Speaking at Oberlin College in 2001, transgender activist Lynn Hyckman stated that, "The basic assumption of transgenderism is the transgressing of gender norms. Whether that means completely passing from one end to the other, or finding a space that combines or defies the binary in our society, it comes down to exploring outside of the norm you were assigned because of the discomfort that you feel in it."

This prompted me to ask in 2011, "But why stop with combining or defying sexual categories? Why not create self-identified categories of race or color or nationality? How about, 'Even though I was assigned the ethnic identity of a white American at birth, I identify myself as a black Viking.' Why not? Perhaps on the inside I really am a black Viking! Or why limit our self-identification to earthly categories. Why should that boundary be sacrosanct? Why not identify yourself as an extraterrestrial (or maybe 'interterrestrial,' combining both earthly and alien identities)? Are ridiculous concepts such as these all that different from 'the transgressing of gender norms' and 'def[ying] the binary in our society'?"

Of course, I understood the parallels were real but inexact, because of which I added, "I do realize, of course, that there are people who truly struggle with their sexual identity, and I'm fully aware that others are born with indefinite (or dual) sexual identities. In no way do I intend to minimize those struggles. Given the choice, however, of embracing the philosophy behind this transgender, genderqueer, omnisexual rhetoric seriously or of raising my voice to saying that something is seriously amiss, I take the latter choice."

Well, as outlandish as these words may have sounded in 2011, they can hardly sound outlandish today.

Not with the massive strides made by transactivism in the last few years.

Not with a white woman (Rachel Dolezal) identifying as black, hence transracial.

Not with some people (allegedly hundreds of thousands) identifying as part animal (just look up otherkin or therian), hence transspecies.

And not with the headline news that, "A man in Florida who was born white now identifies as Filipino as part of a reportedly growing 'transracial' community."

Note the last three words of that sentence carefully: a growing 'transracial' community.

The man, who was given the name Adam at birth but goes by Ja Du, "said he's part of a growing 'transracial' community in which people are born one race, but identify with another."

He explained that "he truly identifies with the Filipino culture, adding that when he's around its music and food, 'I feel like I'm in my own skin.'

"I'd watch The History Channel sometimes for hours you know whenever it came to that and you know nothing else intrigued me more but things about Filipino culture," and this is part of the reason he now identifies as Filipino.

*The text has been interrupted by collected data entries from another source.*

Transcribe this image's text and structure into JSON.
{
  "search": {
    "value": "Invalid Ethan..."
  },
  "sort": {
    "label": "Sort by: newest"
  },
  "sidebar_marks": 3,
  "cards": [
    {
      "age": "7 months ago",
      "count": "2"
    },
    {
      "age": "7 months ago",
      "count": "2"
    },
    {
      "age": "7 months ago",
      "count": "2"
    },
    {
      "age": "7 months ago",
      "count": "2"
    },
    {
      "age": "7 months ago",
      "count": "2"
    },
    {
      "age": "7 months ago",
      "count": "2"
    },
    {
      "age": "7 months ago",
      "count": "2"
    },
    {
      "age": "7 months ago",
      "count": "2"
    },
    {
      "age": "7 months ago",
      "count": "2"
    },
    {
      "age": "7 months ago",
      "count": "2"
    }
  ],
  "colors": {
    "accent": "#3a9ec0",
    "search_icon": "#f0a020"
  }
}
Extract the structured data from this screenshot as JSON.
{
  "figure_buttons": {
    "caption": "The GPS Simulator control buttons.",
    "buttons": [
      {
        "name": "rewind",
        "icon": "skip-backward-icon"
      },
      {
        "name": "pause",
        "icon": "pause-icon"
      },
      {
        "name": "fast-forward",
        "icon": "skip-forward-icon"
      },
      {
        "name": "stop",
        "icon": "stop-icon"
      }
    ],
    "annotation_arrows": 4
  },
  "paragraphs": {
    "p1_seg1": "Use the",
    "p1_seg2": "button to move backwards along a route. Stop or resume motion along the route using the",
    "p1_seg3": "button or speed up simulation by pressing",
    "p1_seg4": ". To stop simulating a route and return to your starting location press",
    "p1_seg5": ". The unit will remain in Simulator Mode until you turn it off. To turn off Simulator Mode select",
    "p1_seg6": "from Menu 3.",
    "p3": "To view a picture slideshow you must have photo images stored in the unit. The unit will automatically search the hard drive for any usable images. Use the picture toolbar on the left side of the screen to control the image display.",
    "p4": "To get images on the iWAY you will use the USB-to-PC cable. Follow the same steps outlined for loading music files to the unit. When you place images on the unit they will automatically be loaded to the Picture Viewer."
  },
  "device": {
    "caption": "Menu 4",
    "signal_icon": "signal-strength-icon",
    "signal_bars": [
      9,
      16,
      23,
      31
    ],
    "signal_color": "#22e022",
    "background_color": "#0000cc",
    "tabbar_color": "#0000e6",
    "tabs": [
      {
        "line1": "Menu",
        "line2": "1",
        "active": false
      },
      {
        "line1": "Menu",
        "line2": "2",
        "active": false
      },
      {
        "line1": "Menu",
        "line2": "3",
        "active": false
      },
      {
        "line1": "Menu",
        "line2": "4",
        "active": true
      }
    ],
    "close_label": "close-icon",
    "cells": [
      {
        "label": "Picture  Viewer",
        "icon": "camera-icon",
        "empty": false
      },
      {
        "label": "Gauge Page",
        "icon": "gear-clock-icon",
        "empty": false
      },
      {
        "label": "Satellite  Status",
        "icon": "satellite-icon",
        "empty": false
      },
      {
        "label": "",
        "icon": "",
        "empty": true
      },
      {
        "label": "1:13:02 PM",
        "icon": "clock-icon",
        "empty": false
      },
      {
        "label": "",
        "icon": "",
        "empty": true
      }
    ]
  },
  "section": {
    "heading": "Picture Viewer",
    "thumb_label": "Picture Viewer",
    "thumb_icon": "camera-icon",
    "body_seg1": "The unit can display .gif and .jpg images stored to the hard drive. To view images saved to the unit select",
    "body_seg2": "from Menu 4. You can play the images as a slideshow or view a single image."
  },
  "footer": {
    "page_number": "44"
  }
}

But why not? If Bruce Jenner is a woman and Rachel Dolezal is black (remember that she, too, has her supporters), why can't a Caucasian American be a Filipino?

As I and others have stated over and again, if perception is substituted for reality, there is no end to the social madness that follows. (This video on "The Man Who Became a Woman Then a Dragon" documents some of the more extreme examples.)

There are even medical professionals who affirm the possibility of being transracial. After all, if it makes you happy, why not?

In the words of psychologist Dr. Stacey Sheckner, "If someone feels that they feel at home with a certain religion, a certain race, a certain culture, I think that if that's who they really feel inside, life is about finding out who you are. The more knowledge you have of yourself, the happier you can be."

She added, "If that's who they are, and they want to celebrate it and enjoy it, then you have to think what harm is it doing? All they want to do is throw themselves into that culture and celebrate it."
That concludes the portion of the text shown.